All I can say is that just about every respect of retired life in Cuenca is better than I could have imagined.

Needless to say, I get up when I feel like it. Morning always begins with a cup of coffee on my terrace, enjoying the view of Cuenca’s el centro and the array of colors of all my plants. I have no idea what kind most of them are, with the exception of my orange and lemon trees, but they look great. I know absolutely nothing about horticulture, but have managed to keep all of them alive with a little water and occasional fertilizer. And I’ve found that my favorite plant nursery in Cuenca is up the mountain in the Racar area, where plants can be bought for $1 or $1.50 each.

After my coffee I usually head into town. From my apartment it’s an easy walk…I go to the bank, do some errands, or just have an espresso, usually at Goza Cafe on Calle Larga, a popular hangout for expats and Cuencanos alike. With their outdoor seating, it’s a great place to watch the residents of Cuenca go by, children hand-in-hand with their parents and siblings, sometimes checking out the “gringos” as they pass by, always with big smiles.

Cuenca, Ecuador
At the Mercado, a pound of strawberries, a couple of avocados, some red onions, and a pineapple usually costs about $5 or $6.

I will then head up the street to Mercado 12 de Agosto, where you’ll find an amazing array of fresh fruits and vegetables, as well as meats, poultry, and seafood. This is also a great spot for almuerzo (lunch). Chancho (pork) is a popular option, served with rice and choclo (white corn). It is tasty, filling, and best of all, very inexpensive…usually $3 or less.

I have my “regular lady” at the Mercado, from whom I buy my produce.

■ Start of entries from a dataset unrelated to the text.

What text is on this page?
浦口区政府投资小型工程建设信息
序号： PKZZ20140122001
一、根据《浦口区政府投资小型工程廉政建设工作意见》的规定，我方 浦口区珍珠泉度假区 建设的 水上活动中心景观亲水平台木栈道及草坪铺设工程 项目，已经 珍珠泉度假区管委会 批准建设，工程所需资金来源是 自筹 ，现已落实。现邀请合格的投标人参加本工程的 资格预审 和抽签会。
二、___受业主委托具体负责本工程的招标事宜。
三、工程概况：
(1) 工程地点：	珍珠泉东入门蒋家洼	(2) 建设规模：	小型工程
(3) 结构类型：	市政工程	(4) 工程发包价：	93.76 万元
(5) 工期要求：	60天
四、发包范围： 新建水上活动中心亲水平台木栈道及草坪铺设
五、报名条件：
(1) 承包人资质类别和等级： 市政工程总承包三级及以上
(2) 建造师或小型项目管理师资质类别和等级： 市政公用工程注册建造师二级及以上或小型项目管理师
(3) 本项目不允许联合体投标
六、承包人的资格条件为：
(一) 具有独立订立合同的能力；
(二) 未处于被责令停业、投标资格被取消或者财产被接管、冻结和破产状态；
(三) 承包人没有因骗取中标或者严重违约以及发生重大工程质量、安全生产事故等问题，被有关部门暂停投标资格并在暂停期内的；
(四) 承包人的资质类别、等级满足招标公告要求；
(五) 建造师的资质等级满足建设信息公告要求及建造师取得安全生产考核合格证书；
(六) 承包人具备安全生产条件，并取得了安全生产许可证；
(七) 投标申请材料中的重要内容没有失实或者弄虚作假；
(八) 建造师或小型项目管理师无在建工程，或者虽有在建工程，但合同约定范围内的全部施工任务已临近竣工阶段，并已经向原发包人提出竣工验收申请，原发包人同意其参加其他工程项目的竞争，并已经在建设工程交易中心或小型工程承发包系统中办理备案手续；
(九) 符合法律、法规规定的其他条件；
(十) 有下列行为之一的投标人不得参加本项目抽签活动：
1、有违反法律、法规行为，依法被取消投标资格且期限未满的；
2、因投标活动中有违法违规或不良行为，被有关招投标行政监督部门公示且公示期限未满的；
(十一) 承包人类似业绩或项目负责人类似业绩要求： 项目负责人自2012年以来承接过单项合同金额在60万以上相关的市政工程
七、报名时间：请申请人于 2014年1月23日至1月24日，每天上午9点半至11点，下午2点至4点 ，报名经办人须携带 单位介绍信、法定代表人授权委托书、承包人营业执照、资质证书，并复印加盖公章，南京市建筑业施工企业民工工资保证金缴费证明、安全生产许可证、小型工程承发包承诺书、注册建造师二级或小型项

Recently, after I had been on vacation, I stopped in to see her and with her hands on her hips, she demanded “Where have you been?” A pound of strawberries, a couple of avocados, some red onions, and a pineapple usually cost me about $5 or $6.

For me, being involved with the community is the best, and most important, part of living in Cuenca. I work as a photographer and often take photos (free of charge) for the Cuenca Symphony Orchestra. Doing that has some great benefits; just the other day I went on yet another road trip with them to a small town called Jima (about 30 miles from Cuenca) for a special concert celebrating the anniversary of the town being named a heritage site. I had the opportunity to meet and interact with many of the local residents…all of whom were friendly and welcoming. The local church was the venue for the concert and it was packed with families enjoying the music, both classical and Ecuadorian.

There is much more to do in Cuenca. Even as I approach four years here, I still love to visit the museums, with their ever-changing presentations and wander around the Pumapungo ruins. These are located behind the Museo Banco Central and, in addition to Incan ruins, offers beautiful gardens (where I have shot photos for a few weddings), an aviary, and some grazing llamas. It is a peaceful place to bring a book and relax.

My biggest suggestion to anyone coming here is to start learning some Spanish. Not only does it show respect for the local people, but it can be of immeasurable help in many basic areas, like asking prices or directions. I have become fairly fluent as a result of spending most of my time with my Cuencano friends.

So, come and visit…discover all that Cuenca has to offer…the beautiful architecture, delicious and affordable food, and the nicest and kindest people you could ever meet.